Inoltre, l’Entry/Exit System (EES), che da ottobre 2025 sostituirà gradualmente il timbro sul passaporto con la registrazione elettronica degli attraversamenti di frontiera, aumenta il livello di controllo e – secondo il settore – allunga i tempi di gestione ai valichi.

Dichiarazione del Consorzio logistico della Bosnia-Erzegovina

Prima dell’inizio delle proteste, il Consorzio “Logistika BiH” ha pubblicato una dichiarazione articolata in cui ha evidenziato che la situazione attuale è il risultato di anni di negligenza istituzionale e del mancato recepimento delle soluzioni concordate.

L’organizzazione ha osservato che negli ultimi mesi ha partecipato a colloqui con rappresentanti dell’amministrazione e delle istituzioni pubbliche; tuttavia – come ha sottolineato – nessuno dei problemi chiave del settore è stato risolto in modo sostanziale.

La dichiarazione ha inoltre rimarcato che la mancanza di risultati riguarda sia il livello nazionale sia quello internazionale. Il Consorzio richiama l’attenzione sulla situazione dei conducenti che, dopo aver superato i 90 giorni di permanenza in Schengen, ricevono divieti di ingresso pur disponendo delle qualifiche e dei permessi richiesti.

Tra le richieste più importanti figuravano, tra le altre, una definizione chiara dello status degli autisti professionisti nell’Unione Europea, la possibilità di svolgere trasporti internazionali senza interruzioni e misure fiscali, tra cui il rimborso di una parte dell’accisa sul carburante e la semplificazione dei rimborsi IVA.

Il Consorzio segnala anche problemi strutturali nel Paese, inclusi lunghi tempi di attesa alle frontiere – che, secondo i suoi dati, arrivano a diverse ore – e l’assenza di un sistema amministrativo uniforme e prevedibile.

Tensioni in aumento e rischi per le catene di fornitura

I rappresentanti del settore avvertono che il mantenimento delle attuali restrizioni potrebbe portare a un’ulteriore escalation delle proteste, inclusa la possibilità di estendere i blocchi.

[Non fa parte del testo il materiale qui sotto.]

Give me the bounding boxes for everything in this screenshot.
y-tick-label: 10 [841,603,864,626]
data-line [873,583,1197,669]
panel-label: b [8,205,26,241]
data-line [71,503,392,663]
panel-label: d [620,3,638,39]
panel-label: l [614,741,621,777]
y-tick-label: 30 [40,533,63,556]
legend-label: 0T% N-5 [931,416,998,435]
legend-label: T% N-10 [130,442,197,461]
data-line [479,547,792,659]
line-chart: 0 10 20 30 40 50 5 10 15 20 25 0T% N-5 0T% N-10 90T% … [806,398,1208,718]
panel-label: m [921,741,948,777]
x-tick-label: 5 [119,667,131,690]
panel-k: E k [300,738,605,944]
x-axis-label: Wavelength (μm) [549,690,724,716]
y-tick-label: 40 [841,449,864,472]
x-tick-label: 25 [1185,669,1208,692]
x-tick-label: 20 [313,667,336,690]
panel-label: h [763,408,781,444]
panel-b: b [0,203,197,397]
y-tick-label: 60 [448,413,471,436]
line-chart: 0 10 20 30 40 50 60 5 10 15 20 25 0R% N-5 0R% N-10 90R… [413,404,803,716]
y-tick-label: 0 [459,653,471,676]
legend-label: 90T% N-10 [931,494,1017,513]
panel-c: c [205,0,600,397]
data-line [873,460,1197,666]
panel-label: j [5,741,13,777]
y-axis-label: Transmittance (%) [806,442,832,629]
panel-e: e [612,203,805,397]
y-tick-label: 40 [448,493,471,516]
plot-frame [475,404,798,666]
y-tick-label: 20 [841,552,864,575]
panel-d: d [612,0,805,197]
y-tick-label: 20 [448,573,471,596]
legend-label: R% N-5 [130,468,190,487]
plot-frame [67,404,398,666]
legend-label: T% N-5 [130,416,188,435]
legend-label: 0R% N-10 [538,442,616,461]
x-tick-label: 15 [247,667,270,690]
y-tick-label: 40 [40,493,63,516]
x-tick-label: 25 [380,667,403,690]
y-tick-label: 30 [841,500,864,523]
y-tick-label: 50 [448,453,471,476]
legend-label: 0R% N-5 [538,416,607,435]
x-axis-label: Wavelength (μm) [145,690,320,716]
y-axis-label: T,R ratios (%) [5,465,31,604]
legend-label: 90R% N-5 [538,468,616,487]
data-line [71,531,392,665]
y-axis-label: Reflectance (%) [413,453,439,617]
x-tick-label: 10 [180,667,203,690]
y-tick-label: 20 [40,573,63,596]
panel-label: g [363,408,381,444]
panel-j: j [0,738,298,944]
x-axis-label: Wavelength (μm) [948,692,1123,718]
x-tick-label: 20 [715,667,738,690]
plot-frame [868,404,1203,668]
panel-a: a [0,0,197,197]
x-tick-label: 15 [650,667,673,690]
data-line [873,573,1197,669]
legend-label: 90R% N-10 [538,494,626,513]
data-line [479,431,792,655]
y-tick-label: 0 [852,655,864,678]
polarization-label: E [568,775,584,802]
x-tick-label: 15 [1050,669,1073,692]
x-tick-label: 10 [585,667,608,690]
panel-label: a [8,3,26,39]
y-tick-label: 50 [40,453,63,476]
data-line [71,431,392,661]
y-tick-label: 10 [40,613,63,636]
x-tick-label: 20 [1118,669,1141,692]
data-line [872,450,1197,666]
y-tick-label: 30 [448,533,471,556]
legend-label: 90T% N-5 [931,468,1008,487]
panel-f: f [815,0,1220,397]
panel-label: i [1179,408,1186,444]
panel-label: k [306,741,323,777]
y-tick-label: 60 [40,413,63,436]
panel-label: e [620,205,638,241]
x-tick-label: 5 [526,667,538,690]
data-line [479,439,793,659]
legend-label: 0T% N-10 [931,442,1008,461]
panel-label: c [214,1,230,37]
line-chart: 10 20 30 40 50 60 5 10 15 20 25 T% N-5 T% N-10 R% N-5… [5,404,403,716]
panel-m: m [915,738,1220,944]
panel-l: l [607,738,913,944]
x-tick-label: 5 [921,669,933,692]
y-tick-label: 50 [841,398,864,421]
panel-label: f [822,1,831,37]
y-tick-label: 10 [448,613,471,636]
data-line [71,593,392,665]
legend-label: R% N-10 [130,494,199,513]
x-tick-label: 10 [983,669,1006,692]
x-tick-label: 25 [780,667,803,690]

Allo stesso tempo, le organizzazioni dei datori di lavoro e alcune istituzioni pubbliche invitano a evitare azioni che potrebbero interrompere le catene di fornitura. Sottolineano che il trasporto su strada rappresenta la stragrande maggioranza dei flussi di merci nella regione e che eventuali disagi potrebbero colpire non solo l’economia della Bosnia-Erzegovina, ma anche gli scambi con l’Unione Europea.

La situazione resta dinamica

Al momento, i blocchi sono parziali e non interessano tutti i valichi di frontiera del Paese. In alcune località il traffico scorre senza interruzioni, mentre in altre permangono ritardi e una capacità di transito ridotta.

I prossimi giorni saranno cruciali per valutare se le proteste assumeranno una forma più ampia e se si svolgeranno colloqui tra i vettori e le istituzioni pubbliche che possano contribuire ad allentare le tensioni ai confini.